I know it’s August and we’re supposed to be on vacation, but I just can’t keep myself out of the vineyards! When I decided, pretty spur of the moment, to escape to a Mediterranean island with crystal clear blue waters, snorkel and mask in hand, I packed the essentials: 4 summer dresses, 3 bikinis, 2 pairs of flip-flops.


Destination: Ponza, a tiny island in the Tyrrhenian Sea off the coast between Rome and Naples. And I mean tiny: just a little over 5 miles long and 1.5 miles wide! For some reason, its name kept coming up… that’s when you know the Universe is calling you to visit. Like a Circe’s song (and no coincidence that the nearby promontory is the Circeo National Park), I was lured to visit Ponza, where – believe it or not! – two friends make wine!

This must be the place: sighting the super yacht Opera (the 6th largest in the world) upon my arrival. Almost bigger than Ponza, a good 146 meters (479 feet) long!

Villa Pina – centrally located but away from the madding crowd, as it is perched above the bustling port and waterfront – is small, welcoming, homey, with fresh baked goods every morning and fresh fruit like prickly pears and figs and yellow melon, reminding you that you are in the South, the Mediterranean, and it is August!


Getting down to the serious business of swimming…. Finding empty beaches at Ferragosto always makes my heart skip a beat!
My first evening, I was hosted to a tasting at Antiche Cantine Migliaccio with Donna del Vino Luciana Sabino and her husband Emanuele Vittorio, whose family has owned this land for generations.
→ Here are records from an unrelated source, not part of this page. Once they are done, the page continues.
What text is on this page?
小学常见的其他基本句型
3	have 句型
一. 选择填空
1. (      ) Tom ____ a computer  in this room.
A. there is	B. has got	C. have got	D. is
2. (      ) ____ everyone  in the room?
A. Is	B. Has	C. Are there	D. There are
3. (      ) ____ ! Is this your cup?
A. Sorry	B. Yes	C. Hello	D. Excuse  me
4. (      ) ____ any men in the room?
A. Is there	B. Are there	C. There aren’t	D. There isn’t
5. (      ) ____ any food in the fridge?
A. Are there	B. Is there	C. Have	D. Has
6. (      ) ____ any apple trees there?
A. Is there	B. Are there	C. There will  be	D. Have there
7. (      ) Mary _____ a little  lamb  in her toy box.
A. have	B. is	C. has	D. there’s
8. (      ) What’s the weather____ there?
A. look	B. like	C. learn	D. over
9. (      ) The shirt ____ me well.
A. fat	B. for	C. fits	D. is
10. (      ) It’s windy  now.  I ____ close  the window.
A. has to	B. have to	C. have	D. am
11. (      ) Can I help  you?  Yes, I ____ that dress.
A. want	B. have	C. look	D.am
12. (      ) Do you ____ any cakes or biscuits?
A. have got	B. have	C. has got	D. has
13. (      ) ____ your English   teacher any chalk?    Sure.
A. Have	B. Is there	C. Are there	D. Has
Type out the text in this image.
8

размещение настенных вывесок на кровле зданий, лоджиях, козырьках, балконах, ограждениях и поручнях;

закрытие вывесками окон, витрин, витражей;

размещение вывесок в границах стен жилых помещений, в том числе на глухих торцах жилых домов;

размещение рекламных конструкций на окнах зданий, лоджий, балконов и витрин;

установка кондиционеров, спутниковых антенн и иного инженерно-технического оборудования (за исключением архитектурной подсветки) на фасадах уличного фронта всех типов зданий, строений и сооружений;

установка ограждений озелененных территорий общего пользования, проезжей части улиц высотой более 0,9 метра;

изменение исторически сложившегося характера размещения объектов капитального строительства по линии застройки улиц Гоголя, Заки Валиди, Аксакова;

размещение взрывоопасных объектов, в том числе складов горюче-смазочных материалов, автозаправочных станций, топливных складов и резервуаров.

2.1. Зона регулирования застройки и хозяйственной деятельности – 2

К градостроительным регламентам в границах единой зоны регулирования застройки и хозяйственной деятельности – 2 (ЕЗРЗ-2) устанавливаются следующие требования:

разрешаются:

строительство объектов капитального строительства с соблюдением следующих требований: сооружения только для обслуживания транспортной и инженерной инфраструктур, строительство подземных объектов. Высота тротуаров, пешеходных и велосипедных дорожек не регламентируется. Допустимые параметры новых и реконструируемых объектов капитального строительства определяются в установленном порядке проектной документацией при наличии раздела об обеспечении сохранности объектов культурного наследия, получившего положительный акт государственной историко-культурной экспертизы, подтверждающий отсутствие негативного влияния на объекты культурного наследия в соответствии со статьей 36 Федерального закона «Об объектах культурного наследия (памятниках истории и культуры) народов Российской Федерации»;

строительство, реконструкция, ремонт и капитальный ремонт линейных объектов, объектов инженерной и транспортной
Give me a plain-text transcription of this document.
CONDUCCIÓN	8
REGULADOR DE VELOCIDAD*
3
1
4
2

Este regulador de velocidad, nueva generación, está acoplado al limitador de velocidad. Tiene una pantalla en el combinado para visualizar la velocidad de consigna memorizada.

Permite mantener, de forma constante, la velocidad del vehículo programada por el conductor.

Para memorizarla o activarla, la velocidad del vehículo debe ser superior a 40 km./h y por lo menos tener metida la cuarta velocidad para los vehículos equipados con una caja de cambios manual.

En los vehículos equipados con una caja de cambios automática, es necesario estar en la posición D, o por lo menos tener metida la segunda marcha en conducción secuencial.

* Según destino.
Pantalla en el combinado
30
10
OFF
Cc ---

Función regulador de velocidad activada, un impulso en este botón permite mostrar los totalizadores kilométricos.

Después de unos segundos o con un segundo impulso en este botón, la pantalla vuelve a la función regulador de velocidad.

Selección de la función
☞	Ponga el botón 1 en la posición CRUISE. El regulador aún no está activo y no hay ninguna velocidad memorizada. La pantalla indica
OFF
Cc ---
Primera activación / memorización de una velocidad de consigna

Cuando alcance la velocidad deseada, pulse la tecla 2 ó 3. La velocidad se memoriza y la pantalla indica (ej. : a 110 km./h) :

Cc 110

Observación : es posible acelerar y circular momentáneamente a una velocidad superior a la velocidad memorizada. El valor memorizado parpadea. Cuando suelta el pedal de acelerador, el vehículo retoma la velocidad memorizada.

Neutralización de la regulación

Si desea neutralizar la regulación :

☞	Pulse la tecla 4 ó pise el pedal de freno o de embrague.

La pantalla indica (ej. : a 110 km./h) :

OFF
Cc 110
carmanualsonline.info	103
This wine is heroic in many ways: they send donkeys onto cliffs to bring back the barrels of harvested grapes. The area is called Punta Fieno and they’ve painted the word Utopia in white on a stone there. That they actually make the wine here on the island is nothing short of miraculous! They’ve got all the necessary accouterments: steel tanks, a small bottling machine, a cellar for aging.







Luciana showing folks around the cantina (left), a bottle of Fieno di Ponza, and yours truly examining the color, with her beaded Positano purse on the table!
The native grape variety that’s all the rage on Ponza is Biancolella, and here I got to taste it a few times. This is a heroic gesture, making wine on the steep slopes of this little slip of land.


The other winemaker known for his Biancolella from Ponza is one of the biggest producers in Lazio, Antonio Santarelli of Casale del Giglio. I actually managed to take a walk through the vineyards where the grapes that go into his Faro della Guardia Biancolella grow.




Will you get a load of that cactus? It’s the one that gives us those delicious prickly pears!

The conviviality of raising a glass – this is friendship, this is summer, this is heroic winemaking on a small island. (Also couldn’t resist trying this Albiola rosé!)
I think it’s basically impossible to capture the vibe, no matter how many pictures you take. But just to give you an idea, here’s what I did on my summer vacation:


Swim


Take more pictures of blue, blue waters and swim through grottoes


Admire odd rock formations

Does one ever get tired of romantic sunsets? Hope not!
Grazie Ponza! Grazie to all the warm, wonderful, welcoming Ponzesi people! And… Arrivederci!